SHATTERED DREAM
December 2, 2014 – 4:59 am
If only it was a myriad of sins under the cover of a blanket in Hisayasu Sato’s The Bedroom (aka Unfaithful Wife: Shameful Torture, 1992). Throw in a peeping tom of a husband, drugged-out sex and a broken psyche and it’s one hallucinatory ride. Stephen Tan reviews.
Kyoko looks like a bored housewife, and she is sexually rejected by her husband who doesn’t want any of that “family life” stuff - “food, bath, bed… I’m not interested in that kind of life”. Surprisingly, when he jumps on her, she accuses her husband of being too rough! In return, Kyoko takes up a lover; spends her time videotapeing; and visiting a sex club referred to as The Bedroom.
At The Bedroom, the women are given Halcion capsules that knock them out. After which the men “clients” are free to do whatever they want with the unconscious women. It’s not difficult to imagine what the men do next - they unbutton Kyoko’s blouse; fondle her breasts; pull down her panties and penetrate her. Another rubs oil/lotion all over her body taking extra care with her private parts. It’s also not an orgy as these are one-on-one “transactions”.
On one visit, Kyoko discovers that her sister, Maya, has died apparently from an overdose. On another occasion, Kyoko meets another woman at The Bedroom and the two discover another dead body. The two strike up a kind of friendship. Meanwhile, Kyoko enjoys frisky and passionate sex with her boyfriend.
At The Bedroom, Kyoko decides to remain conscious and stops taking the capsules in order to “participate” in her experiences. (But it doesn’t appear to lead to anything more.) Finding another woman slashed to death, Kyoko tries to question club owner Mr Takano (who only “appears” as a voice). She returns home to find her boyfriend drugged-out and thinks he’s the one who killed the woman. She stabs him after accusing him of loving her (dead) sister more.

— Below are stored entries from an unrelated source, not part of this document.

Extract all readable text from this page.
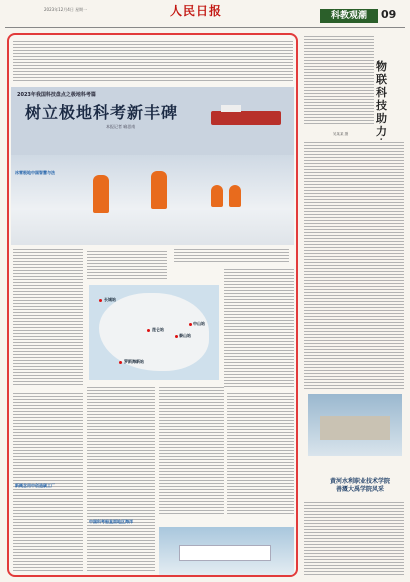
2023年12月4日 星期一	人民日报	科教观潮	09
2023年我国科技盘点之极地科考篇
树立极地科考新丰碑
本报记者 喻思南
冰雪极地中国智慧与法
长城站
昆仑站
中山站
泰山站
罗斯海新站
新概念用中创造碳工厂
中国科考船直面地区海洋
物联科技助力
吴某某 摄
黄河水利职业技术学院
善溉大禹学院风采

As she’s stuffing her dead boyfriend into the fridge, Kyoko’s husband shows up. He has been Mr Takano all along and has been trying to protect Kyoko, who has been killing the other women in the club. But the truth is that she is really Maya, who became unhinged and taken on her dead sister’s Kyoko’s identity.
Directo Hisayasu Sato has some impressive-looking pinku eiga (Japanese soft porn) films under his belt - Splatter: Naked Blood (featuring a woman eating her labia, her nipple and then her eyeball); Lolita: Vibrator Torture and the Molester movies. The Bedroom (aka Unfaithful Wife: Shameful Torture, 1992), while more surreal looking appears to have too many things going for it.
Invasion of privacy; “Big Brother” is watching you; voyuerism; a form of bondage sex; alienation and a breakdown of the personality - these are not nice, little boxes that Sato ticks off one by one. The film is often shown as a dream-like state and it is not often clear what’s real and what’s not. It’s also possible the whole “film” has been a dream. The film opens with a naked woman wrapped in plastic. It ends with the woman unwrapping herself; faces the camera and hears the words, “Welcome back”.
To “protect” his wife, Takano spies on her through a remote camera hidden in the emergency light. The notion of looking/voyuerism is further deepened by Kyoko and her boyfriend videotaping each other and, at one stage, Kyoko even videotapes herself masturbating. Even at the end, Takano seems more interested in filming Kyoko/Maya breaking down and crawling into the fridge than really helping her.
However, The Bedroom sex club does play up the idea of an acquiscent Asian woman - a woman so drugged out that she’s oblivious to what’s being done to her. It’s the perfect date rape drug for a woman who doesn’t want to feel anything! But that in itself is the problem. Why would a woman bother to have sex when she isn’t conscious? Also, there is no explanation for Kyoko’s strong attachment to her dead sister nor why The Bedroom is a form of “treatment” room for Kyoko, other than to make her more promiscuous!
And the film really needs the explanation by Takano at the end to sort of unravel things. That alone shows how fuzzy The Bedroom can be and how to make sense of it in the first place. While some of the sex scenes may come across as lurid, this is not enough to generate enough sympathy for Kyoko/Maya and one only pities the character with a shattered psyche whose only refuge is to crawl back into the cold embrace of a fridge.
Note: The Bedroom DVD is banned in $ingapore.